CHICAGO—This weekend’s American Society of Clinical Oncology featured plenty of major data, and it also featured plenty of opportunities for us to catch up with executives around the industry. Below, we’re bringing you some of our favorite conversation snippets that capture the joy, fear, “ho hum” moments and everything in between that come with the territory when you’re running a cancer drugmaker.
- When it comes to IDO—perhaps in particular Incyte’s epacadostat, which flopped a key study that ultimately killed pivotal trials in tandem with both Merck’s Keytruda and Bristol-Myers Squibb’s Opdivo—Roche hates to say I told you so. “We backed away” from IDO over a year ago “because we didn’t think it was going to end up being a very important target for next-generation I-O,” Dan Chen, VP and global head of cancer immunotherapy development for Roche’s Genentech unit, said. “There are going to be some dominant drivers of immuno-suppression that you want to go after—PD-L1 is one of them—but there are going to be a lot of other things that are perhaps a drop in the ocean.”
- Merck, though, doesn’t appear to be losing too much sleep over its IDO gamble. Instead, it spent the spring cementing its leading position in the all-important first-line lung cancer market—particularly with chemo combo data showing Keytruda could cut patients’ risk of death by more than half. When the slide with those data went up at April’s American Association for Cancer Research annual meeting, “I looked and all of my colleagues, everyone had tears,” Roy Baynes, Merck SVP and head of global clinical development, said. “It was just a realization of a dream that you could actually change the outcome of cancer for so many patients. I think that’s what’s been so inspirational: how uniquely privileged we are to participate in what is really a sea change in how cancer patients have been looked after.”
- Meanwhile, AstraZeneca, which fields immuno-oncology therapy Imfinzi, is still looking to break into that first-line market, but it’s nevertheless convinced it can grow into a top-tier cancer player. “We believe that we’re on a trajectory to be one of the top three global oncology players in the next five years,” Dave Fredrickson, VP and head of AZ’s global oncology business unit, said. Outside of Imfinzi, the company will be counting on PARP contender Lynparza to generate a big sales haul, and extra marketing firepower from last year’s multi-billion-dollar partnership deal with Merck should help achieve that end. “As we get ourselves prepared for all of the upcoming, we hope, launches, we believe that it’s really important that we are not trading off one indication for the other. We need to hit on all of them,” Fredrickson said. “This is part of the benefit that comes from working with a commercial partner—we don’t have to actually make choices.”

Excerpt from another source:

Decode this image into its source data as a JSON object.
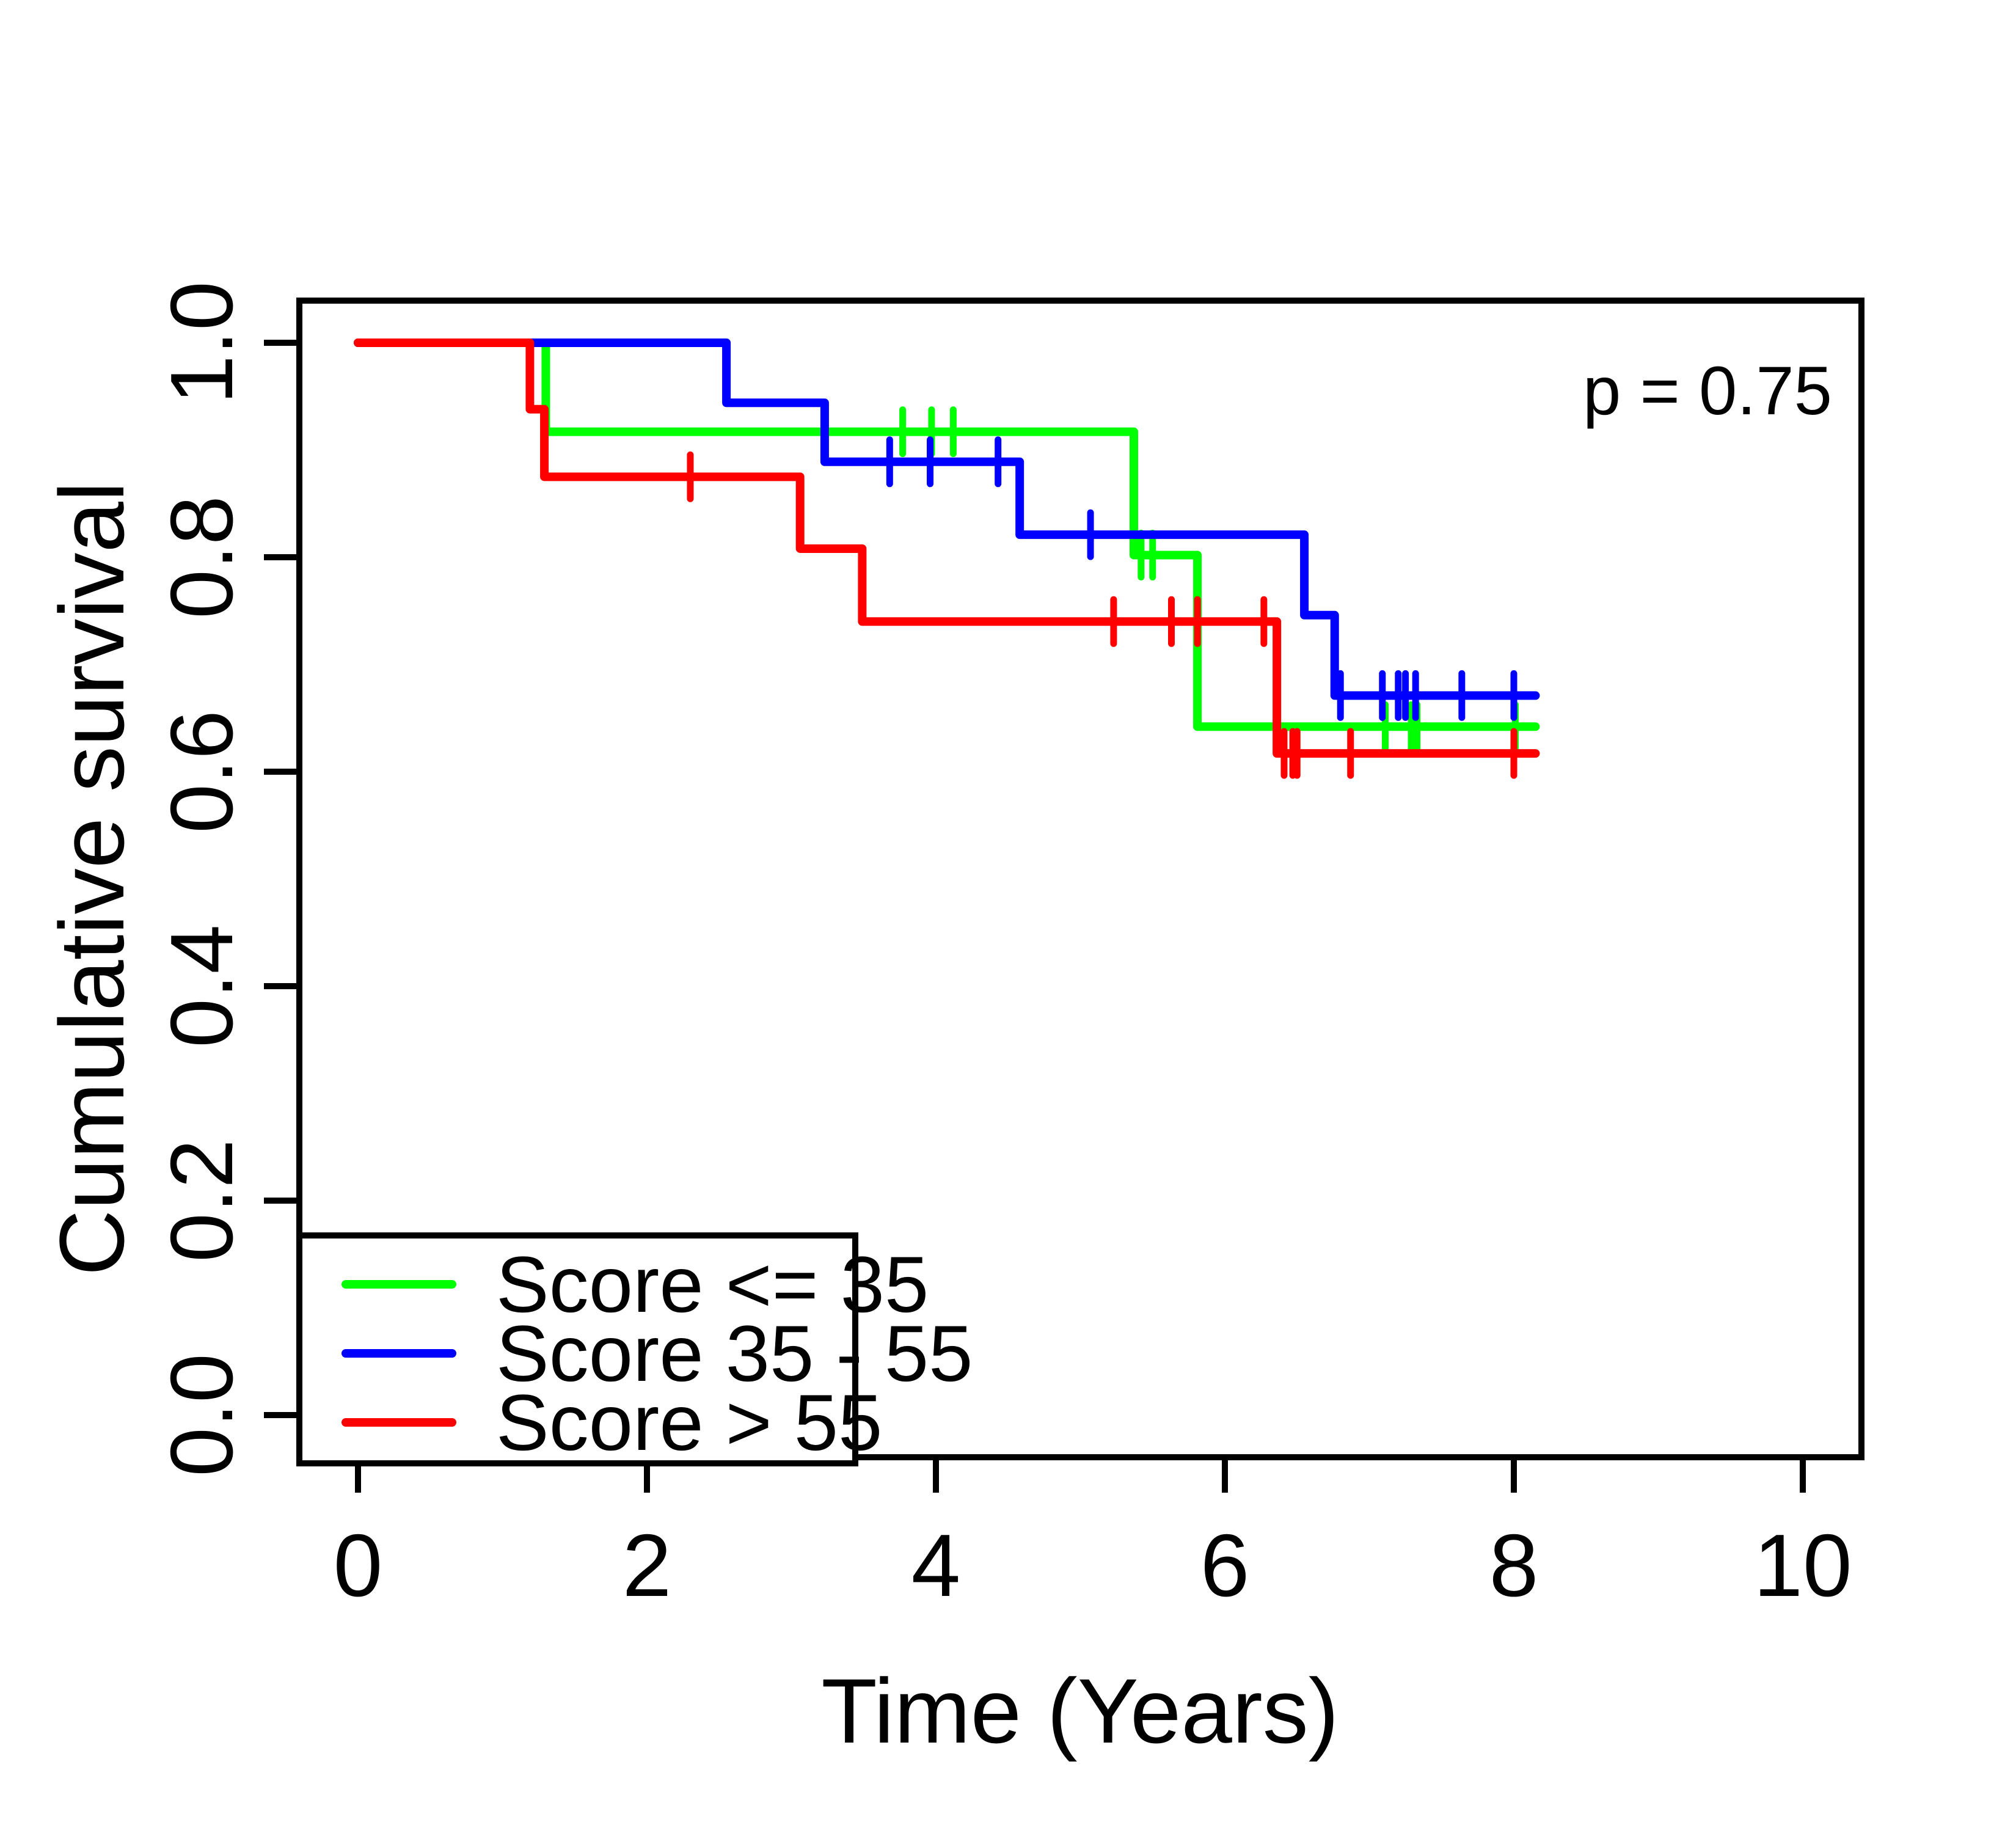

- Speaking of PARP inhibitors, Tesaro chief medical officer Marty Huber explained the lack of buzz around the ovarian-cancer-fighting class this year, particularly after a big ASCO 2017. “What has happened is very rapidly, that’s become—I hate to say it—almost ho hum. It’s the standard of care,” he said. “We’re kind of in this interesting period. The scientific excitement has happened, and now it’s the translation of that into practice, and that takes” time, education and more. And while Tesaro’s Zejula did post data this weekend that the company finds “very exciting,” it’s still phase 2 data, and “that’s why when you get to ASCO, which is this massive meeting, you don’t feel quite the same sense” of excitement you would at a gynecologic-focused meeting such as the Society of Gynecologic Oncology's, Huber said. “Sometimes it gets lost when you have … all the major phase 3 presentations coming out on PD-1s.”
- Another headline-making class from ASCOs past is the CDK 4/6 breast cancer drugs, and from that group, Novartis’ Kisqali put up solid numbers among first-line metastatic HR-positive, HER2-negative patients. The data’s impact, though, remains to be seen, study investigator Dennis Slamon, M.D., Ph.D., said. He harkened back to the days after Roche’s Herceptin made its case for first-line use, when doctors—“who tend to be quite conservative in their approach”—continued to use chemo before the eventual blockbuster. “I’d like to tell you I think (Kisqali is) going to be used a lot more given these data, but just given what I’ve seen in the past, it’s going to be interesting” to see how prescribing patterns play out, Slamon said.
- When Takeda showed up at last year’s ASCO, it was a company in transition. The multiple myeloma specialist was just moving into solid tumors for the first time, and “I don’t mind telling you—I think at the beginning you could say the word ‘scary,’” to describe the experience, Steve Noga, Takeda VP of U.S. medical affairs for oncology, said. Any trepidation, though, disappeared with the approval of ALK lung cancer med Alunbrig, Noga said, adding, “I think people got into it really fast.”